The central contribution is twofold: US-43d, a unified collection of 43 open-access ultrasound segmentation datasets, and the UltraSam checkpoint trained on it. Together they provide the ultrasound community with both a reusable benchmark dataset and a ready-to-fine-tune foundation model, lowering the barrier for building segmentation and classification systems across diverse anatomical applications.

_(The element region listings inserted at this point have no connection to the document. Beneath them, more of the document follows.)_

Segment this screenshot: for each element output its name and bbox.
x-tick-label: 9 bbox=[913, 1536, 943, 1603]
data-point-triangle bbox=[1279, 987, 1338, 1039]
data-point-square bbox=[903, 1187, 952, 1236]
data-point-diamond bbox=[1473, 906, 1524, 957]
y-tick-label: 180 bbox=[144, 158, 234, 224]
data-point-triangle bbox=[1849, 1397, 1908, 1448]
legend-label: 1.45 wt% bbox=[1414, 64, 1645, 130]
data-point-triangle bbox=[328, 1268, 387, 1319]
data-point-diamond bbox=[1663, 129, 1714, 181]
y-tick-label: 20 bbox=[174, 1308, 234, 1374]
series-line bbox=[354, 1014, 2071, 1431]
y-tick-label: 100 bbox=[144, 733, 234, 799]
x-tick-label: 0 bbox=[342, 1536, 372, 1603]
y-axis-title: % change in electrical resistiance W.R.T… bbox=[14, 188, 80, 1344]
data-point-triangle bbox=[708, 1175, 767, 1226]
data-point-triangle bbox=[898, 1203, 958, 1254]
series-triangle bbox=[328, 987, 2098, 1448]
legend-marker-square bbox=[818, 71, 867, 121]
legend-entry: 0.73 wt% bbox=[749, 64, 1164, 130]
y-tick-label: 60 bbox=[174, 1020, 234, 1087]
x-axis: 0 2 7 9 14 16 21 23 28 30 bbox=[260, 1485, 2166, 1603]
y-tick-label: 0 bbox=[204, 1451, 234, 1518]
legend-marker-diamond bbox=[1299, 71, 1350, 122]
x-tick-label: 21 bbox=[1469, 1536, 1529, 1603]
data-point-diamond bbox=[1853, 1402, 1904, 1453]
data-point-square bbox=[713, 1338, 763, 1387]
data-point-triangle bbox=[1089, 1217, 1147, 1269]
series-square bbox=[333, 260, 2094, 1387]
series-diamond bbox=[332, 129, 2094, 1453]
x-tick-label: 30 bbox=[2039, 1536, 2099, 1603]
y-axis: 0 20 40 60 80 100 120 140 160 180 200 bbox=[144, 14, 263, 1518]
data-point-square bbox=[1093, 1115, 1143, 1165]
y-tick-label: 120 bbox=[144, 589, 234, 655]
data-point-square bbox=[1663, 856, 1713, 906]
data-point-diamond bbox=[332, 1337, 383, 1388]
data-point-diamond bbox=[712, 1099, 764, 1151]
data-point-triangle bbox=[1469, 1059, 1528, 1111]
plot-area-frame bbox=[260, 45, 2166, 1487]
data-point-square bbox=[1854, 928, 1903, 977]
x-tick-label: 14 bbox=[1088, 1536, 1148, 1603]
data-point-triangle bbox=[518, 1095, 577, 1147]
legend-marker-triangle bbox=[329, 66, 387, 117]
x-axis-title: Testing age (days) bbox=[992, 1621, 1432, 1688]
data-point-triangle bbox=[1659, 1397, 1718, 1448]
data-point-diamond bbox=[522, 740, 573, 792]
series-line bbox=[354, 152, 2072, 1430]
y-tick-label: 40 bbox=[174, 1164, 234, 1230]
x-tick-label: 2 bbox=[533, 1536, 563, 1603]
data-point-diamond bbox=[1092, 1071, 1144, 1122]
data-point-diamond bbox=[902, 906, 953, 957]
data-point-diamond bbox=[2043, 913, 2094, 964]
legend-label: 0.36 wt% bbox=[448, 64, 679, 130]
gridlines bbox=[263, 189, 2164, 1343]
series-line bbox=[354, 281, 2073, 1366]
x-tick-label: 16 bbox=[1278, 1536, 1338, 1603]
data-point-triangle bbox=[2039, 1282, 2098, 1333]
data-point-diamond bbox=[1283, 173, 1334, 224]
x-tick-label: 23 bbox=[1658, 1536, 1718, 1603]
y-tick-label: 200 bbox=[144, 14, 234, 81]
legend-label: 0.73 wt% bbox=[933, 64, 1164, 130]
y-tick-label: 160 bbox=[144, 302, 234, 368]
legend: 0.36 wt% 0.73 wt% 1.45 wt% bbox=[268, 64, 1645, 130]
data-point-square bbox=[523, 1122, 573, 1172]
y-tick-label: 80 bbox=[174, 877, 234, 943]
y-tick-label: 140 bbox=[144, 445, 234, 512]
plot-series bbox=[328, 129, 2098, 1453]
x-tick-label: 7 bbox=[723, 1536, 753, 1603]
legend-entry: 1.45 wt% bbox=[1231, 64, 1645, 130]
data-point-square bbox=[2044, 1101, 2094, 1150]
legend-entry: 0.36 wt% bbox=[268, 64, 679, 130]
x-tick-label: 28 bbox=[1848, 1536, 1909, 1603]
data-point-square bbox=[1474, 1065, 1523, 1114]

UltraSam is built on the Segment Anything Model, which couples a Vision Transformer (ViT) image encoder with a prompt encoder and a lightweight mask decoder. The authors fine-tune this architecture end-to-end on US-43d, retraining the encoder so that learned representations reflect ultrasound-specific statistics rather than the natural-image distribution SAM was originally trained on. US-43d itself comprises 43 publicly available ultrasound segmentation datasets, totaling more than 280,000 images and corresponding masks for over 50 anatomical structures, making it the largest public ultrasound segmentation collection assembled at the time of release. In evaluations, UltraSam delivers substantially higher segmentation accuracy under point- and box-prompted settings than SAM and MedSAM, and when used as a pretrained backbone it improves downstream segmentation and classification performance over ImageNet, SAM, and MedSAM initializations across held-out ultrasound tasks.
UltraSam is intended as a general-purpose starting point for ultrasound image analysis. Clinicians and researchers can apply it directly for interactive, prompt-driven delineation of anatomy and lesions, or fine-tune it as a backbone for task-specific segmentation and classification pipelines in cardiology, obstetrics, breast and thyroid screening, regional anesthesia (nerve localization), and musculoskeletal imaging. Because it ships with a harmonized multi-dataset corpus assembled from open-access sources, it is also valuable to the methods community as a benchmark for developing and comparing new ultrasound segmentation approaches.
By demonstrating that a data-centric strategy, aggregating heterogeneous open datasets and specializing a strong general segmentation model, can yield a versatile ultrasound foundation model, UltraSam offers a practical template for under-resourced imaging modalities. The release of US-43d is itself a meaningful community contribution, consolidating fragmented public data into a reusable resource and lowering the cost of entry for ultrasound AI research. As a foundation-model initialization that outperforms widely used SAM and MedSAM baselines, UltraSam is positioned to accelerate development of downstream clinical ultrasound tools. Its principal limitations stem from reliance on assembled public datasets, which may carry uneven annotation quality and demographic or scanner biases, and on prompt-based interaction rather than fully automatic segmentation.
Meyer, A., et al. (2024) Ultrasam: a foundation model for ultrasound using large open-access segmentation datasets. International Journal of Computer Assisted Radiology and Surgery.